Role of the LLM in the pipeline¶
The language model is used in each pipeline stage for a clearly bounded task: evaluation, follow-up generation, and structuring. All calls use a low temperature for deterministic results and are run in JSON mode so the outputs can be mapped directly into typed data objects. The application maintains a strict separation between model output and business logic: values are validated against allowed ranges (clarity score clamped to 0–1, problem types matched against a whitelist), and invalid or missing fields are replaced without blocking downstream processing.
Concurrency and robustness¶
All LLM calls are asynchronous and bounded by a per-call configurable timeout. A retry policy absorbs transient endpoint errors. If a stage ultimately fails, rule-based fallbacks take over the processing — for example, a heuristic clarity score based on word count and known indicator terms, or a pre-built follow-up question. As a result, the user-facing flow remains uninterrupted even with an unstable LLM connection.
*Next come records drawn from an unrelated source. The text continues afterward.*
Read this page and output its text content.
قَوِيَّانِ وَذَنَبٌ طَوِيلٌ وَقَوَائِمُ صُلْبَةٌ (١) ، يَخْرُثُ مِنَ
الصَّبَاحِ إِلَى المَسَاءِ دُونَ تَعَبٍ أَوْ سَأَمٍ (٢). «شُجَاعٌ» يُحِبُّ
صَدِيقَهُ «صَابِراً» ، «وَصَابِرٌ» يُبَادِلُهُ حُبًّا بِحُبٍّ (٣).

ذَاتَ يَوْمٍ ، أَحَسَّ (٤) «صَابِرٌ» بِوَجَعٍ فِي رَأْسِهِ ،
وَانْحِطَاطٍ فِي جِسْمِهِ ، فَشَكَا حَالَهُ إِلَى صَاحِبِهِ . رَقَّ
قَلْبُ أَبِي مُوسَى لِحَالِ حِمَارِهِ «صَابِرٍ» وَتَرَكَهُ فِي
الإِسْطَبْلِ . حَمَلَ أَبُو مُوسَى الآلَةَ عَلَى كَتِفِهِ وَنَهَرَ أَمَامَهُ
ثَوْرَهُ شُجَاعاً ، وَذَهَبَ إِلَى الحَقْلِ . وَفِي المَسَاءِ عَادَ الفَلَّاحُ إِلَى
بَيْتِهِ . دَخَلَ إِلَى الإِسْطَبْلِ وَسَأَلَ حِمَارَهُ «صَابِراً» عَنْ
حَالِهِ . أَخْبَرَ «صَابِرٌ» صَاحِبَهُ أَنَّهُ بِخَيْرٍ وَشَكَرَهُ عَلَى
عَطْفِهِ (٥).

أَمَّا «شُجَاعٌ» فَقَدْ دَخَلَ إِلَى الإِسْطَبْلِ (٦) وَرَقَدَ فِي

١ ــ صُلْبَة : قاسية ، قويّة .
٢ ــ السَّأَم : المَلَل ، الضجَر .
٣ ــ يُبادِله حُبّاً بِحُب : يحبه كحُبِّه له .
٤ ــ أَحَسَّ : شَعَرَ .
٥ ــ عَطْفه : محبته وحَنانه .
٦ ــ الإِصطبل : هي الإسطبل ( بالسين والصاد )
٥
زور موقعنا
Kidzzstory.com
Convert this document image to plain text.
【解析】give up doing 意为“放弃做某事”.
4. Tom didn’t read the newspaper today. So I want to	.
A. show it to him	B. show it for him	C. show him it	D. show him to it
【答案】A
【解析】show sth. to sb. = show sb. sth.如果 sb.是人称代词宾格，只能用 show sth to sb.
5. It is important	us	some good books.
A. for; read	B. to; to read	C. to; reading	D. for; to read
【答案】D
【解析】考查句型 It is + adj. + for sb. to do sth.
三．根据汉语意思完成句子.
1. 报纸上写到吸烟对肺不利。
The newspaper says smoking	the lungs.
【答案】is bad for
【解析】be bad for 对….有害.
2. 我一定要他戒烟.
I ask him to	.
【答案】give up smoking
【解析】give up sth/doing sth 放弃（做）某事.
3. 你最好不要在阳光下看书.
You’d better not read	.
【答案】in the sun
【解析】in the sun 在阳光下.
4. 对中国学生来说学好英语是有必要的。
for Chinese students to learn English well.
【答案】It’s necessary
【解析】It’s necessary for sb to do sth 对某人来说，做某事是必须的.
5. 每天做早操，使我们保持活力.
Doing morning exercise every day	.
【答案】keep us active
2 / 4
Performance metrics are recorded per operation and phase and presented in the UI as aggregated statistics.
Configuration and deployment¶
Configuration is split into two YAML files: a central file for the LLM connection, evaluation thresholds, logging, and persistence; a second one for the survey definition itself. Environment variables with the SURVEY_ prefix can override individual values at runtime. The application ships as a Docker container that exposes a single HTTP port (Gradio, 7860) and runs a periodic health check against the root path.
Technology overview¶
- Language and runtime: Python 3.11.
- Web UI: Gradio (tab layout, chatbot component, live updates).
- Data models and validation: Pydantic.
- LLM connectivity: OpenAI Python SDK against an OpenAI-compatible chat-completion API; asynchronous calls via
asyncio. - Configuration: YAML (PyYAML),
python-dotenvfor environment variables. - Logging: Loguru, with rotation and retention.
- Containerization: Docker; single container, health check on the web port.
- Persistence: JSON files for sessions and final answers, log file for runtime information.